Yes, that list was part of the premise of the op. 26% of world total, 37% of US total of, in the case that you linked to, Nobel Prize Winners in Physics (you could do Economics and see 41% of world total, 53% of US total, even the least, the Peace Prize, has 9% of world total, 10% of US total). And the question of the op was: why percents that are so much greater than their representation in the world or in the United States respectively?
Your answer is that it is because the list includes those who are one quarter and half Jewish?
That’s not my answer, but if you say that high income has nothing to do with intelligence then winning the Nobel Prize hasn’t any relation with intelligence either.
Very high IQ has a correlation with middle-class income. My theory is that these scores are sometimes more an indication of focus on raw academic skills rather than an indication of pure talent.
On the other hand, mere high IQ does have a correlation with high income. My theory of course is that these individuals tend to be more well-rounded with people skills.
I would think that Nobel Prize winners would test very high rather than simply high for IQ (despite whatever their “actual” intelligence is), because IQ tests do tend to favor those with high academic knowledge.
Of 130 Jewish NP in for Chemistry-Physics-Medicine combined (one convert to Judaism discounted):
115 had two Jewish parents
15 had one Jewish parent
Another way of looking at it is that 94% of the parents of the 130 were Jews. I do not think that significantly
diminishes the statistical dominance of Jewish NP winners.
Richard Feynman is easily the last great scientist of the 20th century, yet his IQ was only 125. The number of Nobel Prize laureates is meaningless IQ-wise.
Okay, so your response to the op and the subject of this thread is not based on the ocassional non-Jewish parent of Jewish Nobel Prize Winners (or, I presume, of the 25% of Japan’s Kyoto Prize winners that have been Jewish, or the 38% of the winners of the U.S. National Medal of Science).
What is your response to the actual subject of this thread?
Is it now that winning these prizes “is meaningless”?
No, that merely suggests that IQ is, at best, a rather imperfect measure of a person’s intelligence.
Anyone, in your short time on this thread you have made reckless charges which you’ve repeatedly refused to provide citations for and when challenged responded with racial slurs.
You do little to inspire confidence in the idea that you’re here to engage in honest debate, but I’ll give you the benefit of the doubt.
So, please provide a link to back you your claim regarding the family incomes of different ethnic groups and provide a link to show that low-caste Hindus are “genetically” different than high-caste Hindus.
Feynman’s Caltech colleague Murray Gell-Mann of “Quark” fame (look it up)
might take umbrage at that, and so might other NB luminaries such as
Steven Weinberg (Jew), Sheldon Glashow (Jew) and Abdus Salaam (Muslim).
Futhermore, any IQ test grading Feynman as low as 125 is invalid. Feynman
deserved more than that for his mathematical ability alone.
BTW, don’t know where you get that $150K bit and doubt you will come up with a cite for it, but here is some real information on salaries that scientists make. Solidly middle class.
As to the nature of the correlation between IQ and income. Well there have been “great debates” over that, many of them, but here’s one study of interest for you:
Among the individuals I have known, which have included many average, some bright and a handful of geniuses, there is only slight correlation. The most economically successful have not been the geniuses but the bright who place money as the single sign of success and who have good people skills; the very brightest are doing well but are often in academia or have self sabotaged by showing up bosses or other inter-personally stupid things along the way. That is of course just anecdotally. But, no, I would not take the fact that there is a larger percent of Jews who make over $100K a year in the United States than for any other religiously identified group (including Hindu), as evidence of Jewish intelligence. As you accurately (to my mind) point out: education, intellectual, and economic success are only explained by intelligence to some small degree; opportunity and culture are larger factors.
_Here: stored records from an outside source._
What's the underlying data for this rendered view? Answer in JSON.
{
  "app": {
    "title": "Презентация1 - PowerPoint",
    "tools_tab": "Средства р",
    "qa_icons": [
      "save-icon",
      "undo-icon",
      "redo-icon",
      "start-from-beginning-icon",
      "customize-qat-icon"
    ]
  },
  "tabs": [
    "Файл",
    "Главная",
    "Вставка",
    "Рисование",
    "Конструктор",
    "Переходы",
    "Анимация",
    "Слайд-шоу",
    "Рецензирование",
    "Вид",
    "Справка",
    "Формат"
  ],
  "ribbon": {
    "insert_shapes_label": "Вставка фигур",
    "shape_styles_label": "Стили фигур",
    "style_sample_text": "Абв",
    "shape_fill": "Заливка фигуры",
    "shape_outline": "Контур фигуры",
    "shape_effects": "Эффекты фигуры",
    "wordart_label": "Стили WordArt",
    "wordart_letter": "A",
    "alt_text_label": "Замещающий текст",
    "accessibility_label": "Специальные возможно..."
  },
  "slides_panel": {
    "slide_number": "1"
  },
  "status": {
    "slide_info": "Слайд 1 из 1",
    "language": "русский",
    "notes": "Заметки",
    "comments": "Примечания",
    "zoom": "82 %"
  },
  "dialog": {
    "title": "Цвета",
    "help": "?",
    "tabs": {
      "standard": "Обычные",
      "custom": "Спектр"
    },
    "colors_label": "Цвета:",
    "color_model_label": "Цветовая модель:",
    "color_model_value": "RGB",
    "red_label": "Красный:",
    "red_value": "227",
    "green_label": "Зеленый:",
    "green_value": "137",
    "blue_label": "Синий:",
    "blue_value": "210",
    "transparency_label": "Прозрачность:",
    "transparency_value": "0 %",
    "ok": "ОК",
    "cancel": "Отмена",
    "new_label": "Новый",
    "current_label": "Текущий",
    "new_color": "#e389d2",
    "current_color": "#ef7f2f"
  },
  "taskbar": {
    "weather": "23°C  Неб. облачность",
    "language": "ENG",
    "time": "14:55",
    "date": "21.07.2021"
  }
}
In high school, his IQ was determined to be 125—high, but “merely respectable” according to biographer James Gleick.[14] Feynman later scoffed at psychometric testing. By 15, he had learned differential and integral calculus. Before entering college, he was experimenting with and re-creating mathematical topics, such as the half-derivative, using his own notation. In high school, he was developing the mathematical intuition behind his Taylor series of mathematical operators.[15]
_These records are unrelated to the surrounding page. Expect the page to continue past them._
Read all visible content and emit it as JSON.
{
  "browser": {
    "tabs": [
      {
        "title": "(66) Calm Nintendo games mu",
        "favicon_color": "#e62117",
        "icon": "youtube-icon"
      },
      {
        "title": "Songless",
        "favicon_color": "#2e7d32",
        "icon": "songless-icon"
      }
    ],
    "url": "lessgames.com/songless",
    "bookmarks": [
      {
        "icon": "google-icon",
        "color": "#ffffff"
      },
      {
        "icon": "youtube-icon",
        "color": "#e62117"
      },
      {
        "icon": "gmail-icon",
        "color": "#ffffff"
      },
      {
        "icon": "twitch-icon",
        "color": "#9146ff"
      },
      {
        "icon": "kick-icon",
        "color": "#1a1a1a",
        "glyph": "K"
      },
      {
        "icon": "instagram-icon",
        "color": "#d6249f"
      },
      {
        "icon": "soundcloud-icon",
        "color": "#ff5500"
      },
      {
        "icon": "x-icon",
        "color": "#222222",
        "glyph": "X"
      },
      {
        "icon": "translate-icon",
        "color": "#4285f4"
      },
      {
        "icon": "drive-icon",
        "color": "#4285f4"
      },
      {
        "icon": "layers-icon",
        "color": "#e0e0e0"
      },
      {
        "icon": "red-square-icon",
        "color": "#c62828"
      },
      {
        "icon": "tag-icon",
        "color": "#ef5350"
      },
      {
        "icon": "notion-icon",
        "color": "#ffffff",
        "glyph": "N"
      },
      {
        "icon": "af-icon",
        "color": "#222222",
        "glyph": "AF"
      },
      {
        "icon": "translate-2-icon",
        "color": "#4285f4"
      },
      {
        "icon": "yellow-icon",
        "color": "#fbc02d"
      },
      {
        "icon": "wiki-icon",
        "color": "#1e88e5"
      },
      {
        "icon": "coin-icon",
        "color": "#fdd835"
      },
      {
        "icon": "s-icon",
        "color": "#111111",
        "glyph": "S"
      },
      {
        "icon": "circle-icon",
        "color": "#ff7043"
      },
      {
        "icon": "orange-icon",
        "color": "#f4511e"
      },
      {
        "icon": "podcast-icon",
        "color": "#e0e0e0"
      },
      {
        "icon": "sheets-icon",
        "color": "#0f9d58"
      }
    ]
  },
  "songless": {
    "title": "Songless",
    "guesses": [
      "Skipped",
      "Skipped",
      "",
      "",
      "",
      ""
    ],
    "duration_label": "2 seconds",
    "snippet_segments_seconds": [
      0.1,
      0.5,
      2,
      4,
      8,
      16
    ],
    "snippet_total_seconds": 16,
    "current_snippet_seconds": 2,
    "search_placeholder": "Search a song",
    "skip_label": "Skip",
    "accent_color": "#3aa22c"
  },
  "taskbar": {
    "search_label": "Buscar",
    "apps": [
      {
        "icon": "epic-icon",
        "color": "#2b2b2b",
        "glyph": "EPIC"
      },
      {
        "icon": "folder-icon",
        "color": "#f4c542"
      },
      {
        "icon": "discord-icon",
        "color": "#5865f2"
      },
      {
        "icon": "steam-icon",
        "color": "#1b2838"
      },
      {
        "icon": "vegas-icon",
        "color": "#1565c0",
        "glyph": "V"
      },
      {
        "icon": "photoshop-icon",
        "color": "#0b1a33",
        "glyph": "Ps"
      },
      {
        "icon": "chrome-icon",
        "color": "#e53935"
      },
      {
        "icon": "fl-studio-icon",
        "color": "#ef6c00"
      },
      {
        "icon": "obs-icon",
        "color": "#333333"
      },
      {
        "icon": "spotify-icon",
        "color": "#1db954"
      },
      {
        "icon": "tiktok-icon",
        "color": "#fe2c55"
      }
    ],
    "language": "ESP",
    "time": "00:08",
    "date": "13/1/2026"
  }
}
You will probably tell me that his IQ increased over time. That’s unlikely at best. It tends to stay the same. Actually, it decreases with age. You have to take into account that he studied hard all his life, so I really doubt his IQ increased significantly during his later years.
Maybe it will dawn on you that I was not denying the numerical results were 125,
I was denying they were an accurate measurment of Feynman’s intelligence.
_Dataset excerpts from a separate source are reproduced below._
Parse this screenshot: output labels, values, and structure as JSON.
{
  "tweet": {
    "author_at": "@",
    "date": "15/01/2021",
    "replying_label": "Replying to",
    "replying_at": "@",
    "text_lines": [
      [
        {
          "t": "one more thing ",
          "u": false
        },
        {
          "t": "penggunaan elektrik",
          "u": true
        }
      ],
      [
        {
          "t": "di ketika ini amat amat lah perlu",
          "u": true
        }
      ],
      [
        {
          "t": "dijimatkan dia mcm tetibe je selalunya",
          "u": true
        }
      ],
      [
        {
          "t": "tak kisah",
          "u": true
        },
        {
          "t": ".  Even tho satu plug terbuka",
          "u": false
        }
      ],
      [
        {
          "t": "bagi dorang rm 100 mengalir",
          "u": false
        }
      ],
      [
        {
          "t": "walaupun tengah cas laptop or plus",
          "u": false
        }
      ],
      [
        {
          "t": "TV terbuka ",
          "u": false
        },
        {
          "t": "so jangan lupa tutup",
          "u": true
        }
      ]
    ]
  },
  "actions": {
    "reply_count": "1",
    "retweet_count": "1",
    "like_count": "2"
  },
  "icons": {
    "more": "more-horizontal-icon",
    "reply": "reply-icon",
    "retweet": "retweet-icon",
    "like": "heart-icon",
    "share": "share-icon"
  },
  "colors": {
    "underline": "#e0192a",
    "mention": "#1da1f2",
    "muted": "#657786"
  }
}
The reasons I deny it are highlighted in the quote you kindly provided from Gleick,
whose bio Genius I have read.
That’s an utterly moronic comment which shows massive ignorance about the world.
Anyway please provide links for your asinine claim that low-caste and high-caste Hindus are “genetically different” and the link for your post regarding the median incomes of various ethnic groups in the US.
You’ve made too many errors for us to take your claims at face value.